The government of Tanzania has conceived the idea of industrialization as the primary catalyst to move the economy and generate sustainable growth while reducing poverty levels. The country in 1996 adopted the sustainable industrial development policy which aims to directly invest in productive activities while encouraging the private sector to take the lead. The policy aims to drive the country to become a semi-industrialized nation by 2025. For the country to reach the level of a semi-industrialized nation, the contribution of the manufacturing industry to the national GDP must reach at least 40% by 2025, and it is expected that foreign direct investment would provide the capital for the industrial growth. In 2002 the country developed its scheme of export processing zones (EPZ) to establish the export-oriented investments in certain designated areas with the aim of creating a competitive export led economic growth. The EPZs creates the required environment that promotes exports of products that utilize local materials such as leather goods, textiles and garments, agro-processing, and the lapidary industry.
Mining is one of the country's main industries and accounted for 3.3% of the country's GDP in 2013. A substantial quantities of export revenues are derived from gold which accounted for 39% of all minerals exported in 2013. Tanzania also exports significant quantities of gemstones which include tanzanite and diamonds.
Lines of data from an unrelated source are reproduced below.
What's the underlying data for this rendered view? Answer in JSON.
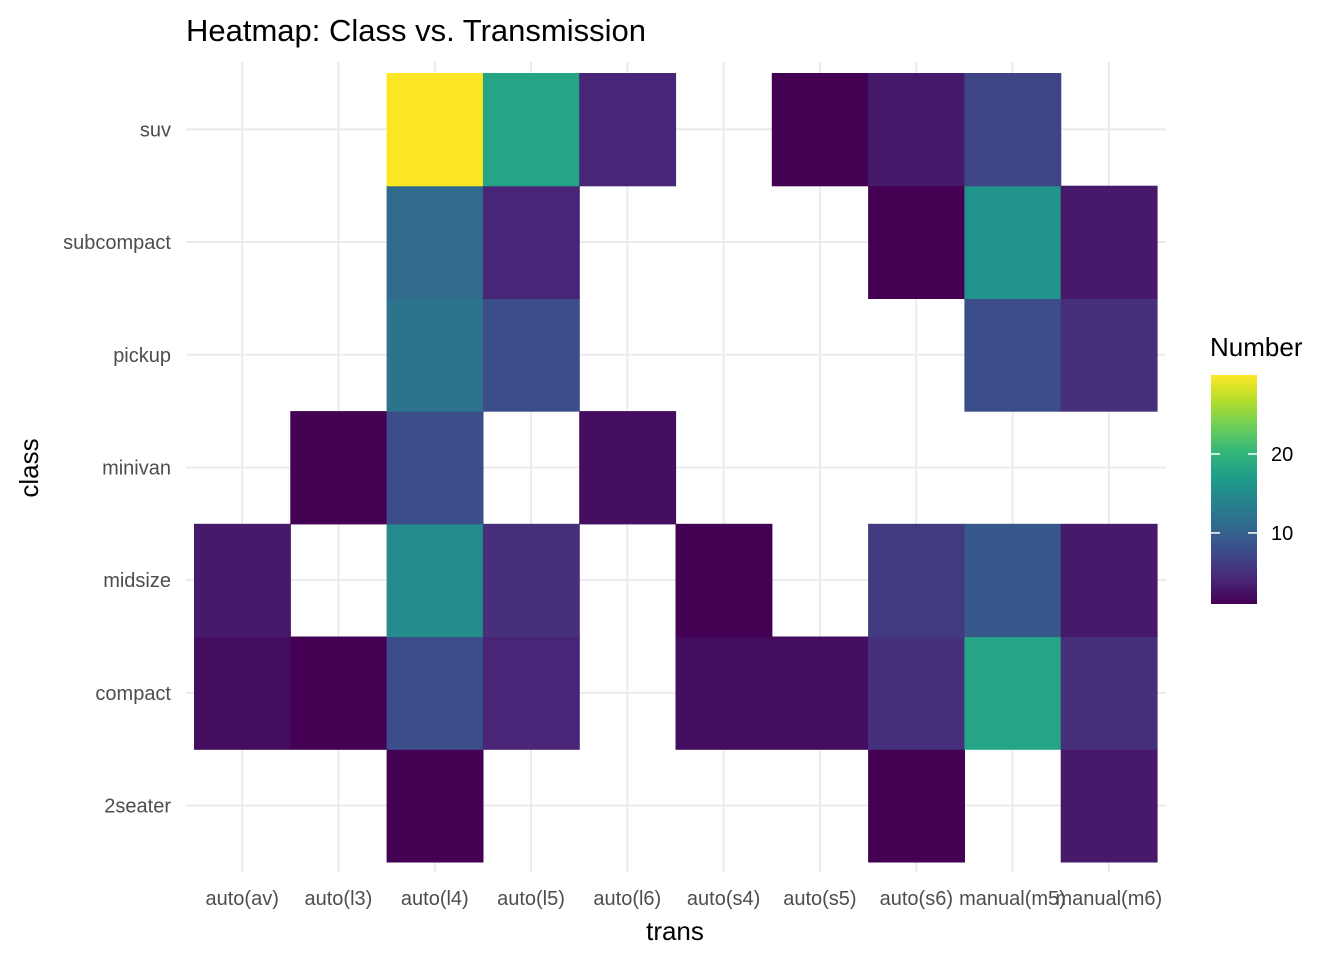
{
  "chart_data": {
    "type": "heatmap",
    "title": "Heatmap: Class vs. Transmission",
    "xlabel": "trans",
    "ylabel": "class",
    "x_categories": [
      "auto(av)",
      "auto(l3)",
      "auto(l4)",
      "auto(l5)",
      "auto(l6)",
      "auto(s4)",
      "auto(s5)",
      "auto(s6)",
      "manual(m5)",
      "manual(m6)"
    ],
    "y_categories": [
      "2seater",
      "compact",
      "midsize",
      "minivan",
      "pickup",
      "subcompact",
      "suv"
    ],
    "cells": [
      {
        "x": "auto(l4)",
        "y": "2seater",
        "value": 1
      },
      {
        "x": "auto(s6)",
        "y": "2seater",
        "value": 1
      },
      {
        "x": "manual(m6)",
        "y": "2seater",
        "value": 3
      },
      {
        "x": "auto(av)",
        "y": "compact",
        "value": 2
      },
      {
        "x": "auto(l3)",
        "y": "compact",
        "value": 1
      },
      {
        "x": "auto(l4)",
        "y": "compact",
        "value": 8
      },
      {
        "x": "auto(l5)",
        "y": "compact",
        "value": 4
      },
      {
        "x": "auto(s4)",
        "y": "compact",
        "value": 2
      },
      {
        "x": "auto(s5)",
        "y": "compact",
        "value": 2
      },
      {
        "x": "auto(s6)",
        "y": "compact",
        "value": 5
      },
      {
        "x": "manual(m5)",
        "y": "compact",
        "value": 18
      },
      {
        "x": "manual(m6)",
        "y": "compact",
        "value": 5
      },
      {
        "x": "auto(av)",
        "y": "midsize",
        "value": 3
      },
      {
        "x": "auto(l4)",
        "y": "midsize",
        "value": 15
      },
      {
        "x": "auto(l5)",
        "y": "midsize",
        "value": 5
      },
      {
        "x": "auto(s4)",
        "y": "midsize",
        "value": 1
      },
      {
        "x": "auto(s6)",
        "y": "midsize",
        "value": 6
      },
      {
        "x": "manual(m5)",
        "y": "midsize",
        "value": 9
      },
      {
        "x": "manual(m6)",
        "y": "midsize",
        "value": 3
      },
      {
        "x": "auto(l3)",
        "y": "minivan",
        "value": 1
      },
      {
        "x": "auto(l4)",
        "y": "minivan",
        "value": 8
      },
      {
        "x": "auto(l6)",
        "y": "minivan",
        "value": 2
      },
      {
        "x": "auto(l4)",
        "y": "pickup",
        "value": 12
      },
      {
        "x": "auto(l5)",
        "y": "pickup",
        "value": 8
      },
      {
        "x": "manual(m5)",
        "y": "pickup",
        "value": 8
      },
      {
        "x": "manual(m6)",
        "y": "pickup",
        "value": 5
      },
      {
        "x": "auto(l4)",
        "y": "subcompact",
        "value": 11
      },
      {
        "x": "auto(l5)",
        "y": "subcompact",
        "value": 4
      },
      {
        "x": "auto(s6)",
        "y": "subcompact",
        "value": 1
      },
      {
        "x": "manual(m5)",
        "y": "subcompact",
        "value": 16
      },
      {
        "x": "manual(m6)",
        "y": "subcompact",
        "value": 3
      },
      {
        "x": "auto(l4)",
        "y": "suv",
        "value": 30
      },
      {
        "x": "auto(l5)",
        "y": "suv",
        "value": 18
      },
      {
        "x": "auto(l6)",
        "y": "suv",
        "value": 4
      },
      {
        "x": "auto(s5)",
        "y": "suv",
        "value": 1
      },
      {
        "x": "auto(s6)",
        "y": "suv",
        "value": 3
      },
      {
        "x": "manual(m5)",
        "y": "suv",
        "value": 7
      }
    ],
    "legend": {
      "title": "Number",
      "placement": "right",
      "range": [
        1,
        30
      ],
      "ticks": [
        10,
        20
      ],
      "palette": "viridis"
    },
    "grid": true
  }
}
The country also produces coal which were estimated to be 106,000 tons in 2012 and all were used in the country. Other minerals mined and exported from Tanzania include gypsum, Pozzolana, kaolinite, salt copper, silver ore, phosphate, bauxite, graphite, and tin. Mining of gold in the country began in 1894 during the colonial period when gold was discovered near Lake Victoria and Sekenke was the first gold mine in the country which began mining in 1909. There was a boom of gold mining between 1930 and WWII. In the 1990s foreign companies started investing and exploring of gold deposits in the country and led to opening of new mines like Golden Pride mine which began operations in 1999 and Buzwagi mine which began operations in 2009. In 2012, nickel was discovered with the reserves estimated at 290,000 tons. The company exploring the mining of nickel is the Ngwena Company, which is a subsidiary of the Australian IMX Resources company.
Tanzania has discovered natural gas which is estimated to be about 25 to 30 trillion cubic feet and the value of gas extracted in 2013 was valued at $52.2 million. The commercial production of gas began in 2004 in the Songo Songo Island field located off the Indian Ocean and this was 30 years after it was first discovered. The probable reserves of the gas is estimated at 1.1 trillion cubic feet and it is transported through a pipeline to the city of Dar es Salaam. Mnazi Bay, which is another gas field produce about 1/7th, of the output from Songo Songo Island as of 2013. The field is thought to have possible reserve of approximately 2.2 trillion cubic feet. Almost all of the gas is used to generate electricity at the Mtwara Power Plant.